Many's the time a cavalry column, after an all-night march, finds itself jaded and drowsy just as a blithe young world is waking up to hail the coming day. Far different is the feeling when, refreshed by a few hours' sound and dreamless sleep, warmed with that soldier comfort, coffee, and thrilled by the whispered news of "fight ahead," the troop pricks eagerly on. Then the faint blush of the eastern sky, the cool breath of the morning breeze, the dim gray light that steals across the view, all are hailed with bounding pulse and kindling eyes. It was just at the peep of day, after a glorious burst over the bounding turf, that Chrome's little battalion, some two hundred and forty strong, riding in broad column of fours, and guided by old Thunder Hawk himself, turned squarely to the left at the head of a long, dark, winding ravine, and, diminishing front to two abreast, and steadying down to the walk again, dove out of sight among the tortuous depths. Thirty minutes more and the Ska was foaming about the horses' bellies as they boldly forded the stream, every man whipping out and raising carbine as his steed plunged in.
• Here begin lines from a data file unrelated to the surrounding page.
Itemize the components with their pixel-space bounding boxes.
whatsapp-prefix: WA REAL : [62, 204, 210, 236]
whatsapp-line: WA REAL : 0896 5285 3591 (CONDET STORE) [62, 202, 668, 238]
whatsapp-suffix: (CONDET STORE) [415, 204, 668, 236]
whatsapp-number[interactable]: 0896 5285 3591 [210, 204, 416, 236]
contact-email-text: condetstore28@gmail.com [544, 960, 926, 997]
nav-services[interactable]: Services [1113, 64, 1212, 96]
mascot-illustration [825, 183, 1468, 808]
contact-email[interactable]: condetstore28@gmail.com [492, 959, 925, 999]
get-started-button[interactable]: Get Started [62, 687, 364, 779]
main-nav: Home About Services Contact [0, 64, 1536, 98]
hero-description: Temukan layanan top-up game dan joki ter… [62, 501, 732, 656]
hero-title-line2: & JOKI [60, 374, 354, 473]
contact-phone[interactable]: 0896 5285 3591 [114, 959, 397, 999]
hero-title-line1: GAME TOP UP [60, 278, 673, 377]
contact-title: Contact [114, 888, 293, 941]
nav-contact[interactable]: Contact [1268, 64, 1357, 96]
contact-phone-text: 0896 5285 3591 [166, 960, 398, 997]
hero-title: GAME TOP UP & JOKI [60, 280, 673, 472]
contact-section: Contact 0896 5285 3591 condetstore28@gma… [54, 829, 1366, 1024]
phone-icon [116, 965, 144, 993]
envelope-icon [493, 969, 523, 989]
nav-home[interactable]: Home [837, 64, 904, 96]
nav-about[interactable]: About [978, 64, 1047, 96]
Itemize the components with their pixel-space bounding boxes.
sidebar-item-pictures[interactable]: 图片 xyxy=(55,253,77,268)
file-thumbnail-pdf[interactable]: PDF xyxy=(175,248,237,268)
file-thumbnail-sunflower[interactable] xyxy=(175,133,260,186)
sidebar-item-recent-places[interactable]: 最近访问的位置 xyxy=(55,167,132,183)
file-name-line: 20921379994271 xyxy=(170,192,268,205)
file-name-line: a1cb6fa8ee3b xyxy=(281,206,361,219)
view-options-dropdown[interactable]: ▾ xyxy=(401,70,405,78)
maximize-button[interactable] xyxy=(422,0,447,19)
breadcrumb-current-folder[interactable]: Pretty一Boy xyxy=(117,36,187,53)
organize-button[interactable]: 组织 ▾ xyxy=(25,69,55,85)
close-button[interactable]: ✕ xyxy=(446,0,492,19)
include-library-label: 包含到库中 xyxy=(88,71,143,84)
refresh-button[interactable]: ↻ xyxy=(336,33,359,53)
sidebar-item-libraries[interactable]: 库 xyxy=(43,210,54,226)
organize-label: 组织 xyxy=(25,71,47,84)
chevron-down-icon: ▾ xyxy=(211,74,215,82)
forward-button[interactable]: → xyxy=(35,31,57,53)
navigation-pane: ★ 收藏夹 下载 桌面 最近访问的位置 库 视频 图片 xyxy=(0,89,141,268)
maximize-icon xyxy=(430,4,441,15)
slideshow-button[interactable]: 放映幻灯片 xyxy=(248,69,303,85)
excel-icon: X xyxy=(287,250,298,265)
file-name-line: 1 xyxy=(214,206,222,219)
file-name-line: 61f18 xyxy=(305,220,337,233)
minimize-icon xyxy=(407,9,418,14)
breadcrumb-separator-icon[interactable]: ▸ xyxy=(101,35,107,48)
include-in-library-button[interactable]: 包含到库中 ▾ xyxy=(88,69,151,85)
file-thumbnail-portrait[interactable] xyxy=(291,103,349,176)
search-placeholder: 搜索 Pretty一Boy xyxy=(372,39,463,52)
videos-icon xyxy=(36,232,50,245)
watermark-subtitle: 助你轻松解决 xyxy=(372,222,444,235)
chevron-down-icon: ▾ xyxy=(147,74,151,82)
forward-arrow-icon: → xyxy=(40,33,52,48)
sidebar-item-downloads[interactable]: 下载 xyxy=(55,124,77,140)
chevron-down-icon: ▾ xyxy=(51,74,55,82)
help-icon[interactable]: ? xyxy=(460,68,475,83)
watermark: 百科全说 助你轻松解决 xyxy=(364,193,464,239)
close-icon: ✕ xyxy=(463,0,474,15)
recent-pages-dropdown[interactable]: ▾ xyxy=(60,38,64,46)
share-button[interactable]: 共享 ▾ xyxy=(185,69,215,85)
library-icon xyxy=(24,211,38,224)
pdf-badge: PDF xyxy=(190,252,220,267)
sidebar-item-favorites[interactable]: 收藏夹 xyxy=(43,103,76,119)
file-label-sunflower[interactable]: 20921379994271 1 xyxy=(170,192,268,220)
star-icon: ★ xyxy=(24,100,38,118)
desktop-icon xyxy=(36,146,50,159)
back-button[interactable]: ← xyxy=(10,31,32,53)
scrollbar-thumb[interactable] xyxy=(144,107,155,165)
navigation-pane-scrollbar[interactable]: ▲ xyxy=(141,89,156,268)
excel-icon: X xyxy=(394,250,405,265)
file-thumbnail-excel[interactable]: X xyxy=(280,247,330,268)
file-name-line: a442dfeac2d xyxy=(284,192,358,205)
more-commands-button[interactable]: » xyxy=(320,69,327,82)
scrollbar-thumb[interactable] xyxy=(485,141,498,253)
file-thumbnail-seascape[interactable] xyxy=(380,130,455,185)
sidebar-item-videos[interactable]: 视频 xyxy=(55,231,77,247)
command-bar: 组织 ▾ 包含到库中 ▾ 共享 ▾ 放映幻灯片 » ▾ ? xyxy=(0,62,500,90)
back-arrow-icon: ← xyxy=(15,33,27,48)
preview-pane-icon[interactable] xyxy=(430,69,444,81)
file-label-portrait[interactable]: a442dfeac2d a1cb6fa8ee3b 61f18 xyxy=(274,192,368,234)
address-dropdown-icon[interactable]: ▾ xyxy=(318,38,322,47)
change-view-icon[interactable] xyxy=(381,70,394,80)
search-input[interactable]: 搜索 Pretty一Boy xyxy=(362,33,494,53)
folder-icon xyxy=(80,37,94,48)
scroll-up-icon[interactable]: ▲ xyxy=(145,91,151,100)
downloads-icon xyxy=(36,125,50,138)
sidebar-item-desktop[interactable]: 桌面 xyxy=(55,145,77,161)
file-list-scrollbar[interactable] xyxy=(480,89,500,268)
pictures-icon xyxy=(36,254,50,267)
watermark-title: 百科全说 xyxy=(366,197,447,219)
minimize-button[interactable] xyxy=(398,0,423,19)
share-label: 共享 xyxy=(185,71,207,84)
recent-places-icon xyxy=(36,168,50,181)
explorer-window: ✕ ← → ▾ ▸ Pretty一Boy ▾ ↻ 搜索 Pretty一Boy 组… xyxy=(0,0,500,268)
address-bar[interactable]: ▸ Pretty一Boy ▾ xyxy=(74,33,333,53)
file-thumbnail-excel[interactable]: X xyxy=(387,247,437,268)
Then, turning southwestward, close under the bluffs of the Indian shore, they rode within the reservation lines at last, with the dawn no longer at the sabre hand, but at the bridle. Peering out through the dim ghostly light, long miles to the south, were the Uncapapa scouts, watching for the first sign of the coming of the column that, slipping away from before them in the darkness of midnight, had ridden in wide circuit around and across their front, burrowed into the earth at the first blush of the morning sky, reappeared dripping on the left bank of the bordering stream, the Rubicon of the reservation, and now was swiftly bearing down upon the devoted village from a quarter utterly unsuspected.